Let's denote the closed ball by $\overline{B}_\epsilon(x)$.

So is the idea that $\overline{B_{\epsilon/2}(x)} \subseteq \overline{B}_{\epsilon/2}(x) \subseteq B_\epsilon(x)$?

8. Dec 3, 2018

### Staff: Mentor

I'm not aware of a difference between $\overline{B_{\varepsilon/2}(x)}$ and $\overline{B}_{\varepsilon/2}(x)$. The idea is simply that everything closer or equal $\varepsilon/2$ is still strictly closer than $\varepsilon$.

9. Dec 3, 2018

### Mr Davis 97

The difference would be that the closure of an open ball is not necessarily the same as the closed ball with the same radius. This fact is mentioned in the question here https://math.stackexchange.com/ques...sure-of-an-open-ball-equal-to-the-closed-ball

10. Dec 3, 2018

### Staff: Mentor

The $\varepsilon-$notation doesn't make sense in the discrete metric, so I assumed, that you have radii of continuous magnitudes - the usual situation when we consider closed balls.
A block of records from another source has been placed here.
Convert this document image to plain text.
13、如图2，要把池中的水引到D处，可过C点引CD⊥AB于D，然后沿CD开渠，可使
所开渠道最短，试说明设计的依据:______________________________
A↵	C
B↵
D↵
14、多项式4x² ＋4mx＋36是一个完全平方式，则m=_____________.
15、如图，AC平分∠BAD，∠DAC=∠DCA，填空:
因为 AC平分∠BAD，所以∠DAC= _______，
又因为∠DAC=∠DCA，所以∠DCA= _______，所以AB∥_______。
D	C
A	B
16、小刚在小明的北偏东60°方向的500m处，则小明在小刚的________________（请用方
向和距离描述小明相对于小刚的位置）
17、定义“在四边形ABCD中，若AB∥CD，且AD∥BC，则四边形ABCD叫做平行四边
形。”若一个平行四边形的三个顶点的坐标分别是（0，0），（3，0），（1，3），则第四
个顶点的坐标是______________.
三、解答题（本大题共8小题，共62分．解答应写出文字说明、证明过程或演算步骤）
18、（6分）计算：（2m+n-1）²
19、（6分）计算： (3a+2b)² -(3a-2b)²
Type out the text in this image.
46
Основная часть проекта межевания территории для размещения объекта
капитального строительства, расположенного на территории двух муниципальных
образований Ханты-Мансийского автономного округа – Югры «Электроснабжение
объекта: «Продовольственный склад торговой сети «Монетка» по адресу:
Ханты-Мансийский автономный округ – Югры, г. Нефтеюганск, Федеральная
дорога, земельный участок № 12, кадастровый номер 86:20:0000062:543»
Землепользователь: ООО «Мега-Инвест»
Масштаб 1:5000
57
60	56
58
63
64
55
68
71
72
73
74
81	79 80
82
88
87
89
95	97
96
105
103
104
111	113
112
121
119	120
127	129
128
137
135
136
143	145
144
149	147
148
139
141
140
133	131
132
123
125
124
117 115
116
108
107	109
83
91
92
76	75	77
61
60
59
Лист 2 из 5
The discrete metric is quite an exception.

11. Dec 3, 2018

### Staff: Mentor

For the discrete metric, we have as well the inclusion.

$\emptyset \; , \; \{\,x\,\}\; , \; X$ are the only sets to be considered here, because as soon as a second point is within a ball, the entire space $X$ is. And $x$ is within the balls, so we only consider $\{\,x\,\}$ and $X$.

The only way to get $B_\varepsilon(x) \subseteq \overline{B_{\varepsilon /2}(x)}$ is to have $B_\varepsilon(x) =\{\,x\,\}$ and $\overline{B_{\varepsilon /2}(x)}=X$. The first condition yields $\varepsilon < 1$, so $\varepsilon /2 < 1/2$ and $\overline{B_{\varepsilon /2}(x)} = \{\,x\,\}$ and they are equal again.

12. Dec 8, 2018

### WWGD

There is a result, possibly for some a definition, in the metric case , that if x is in Class(S) then d(x,S)=0.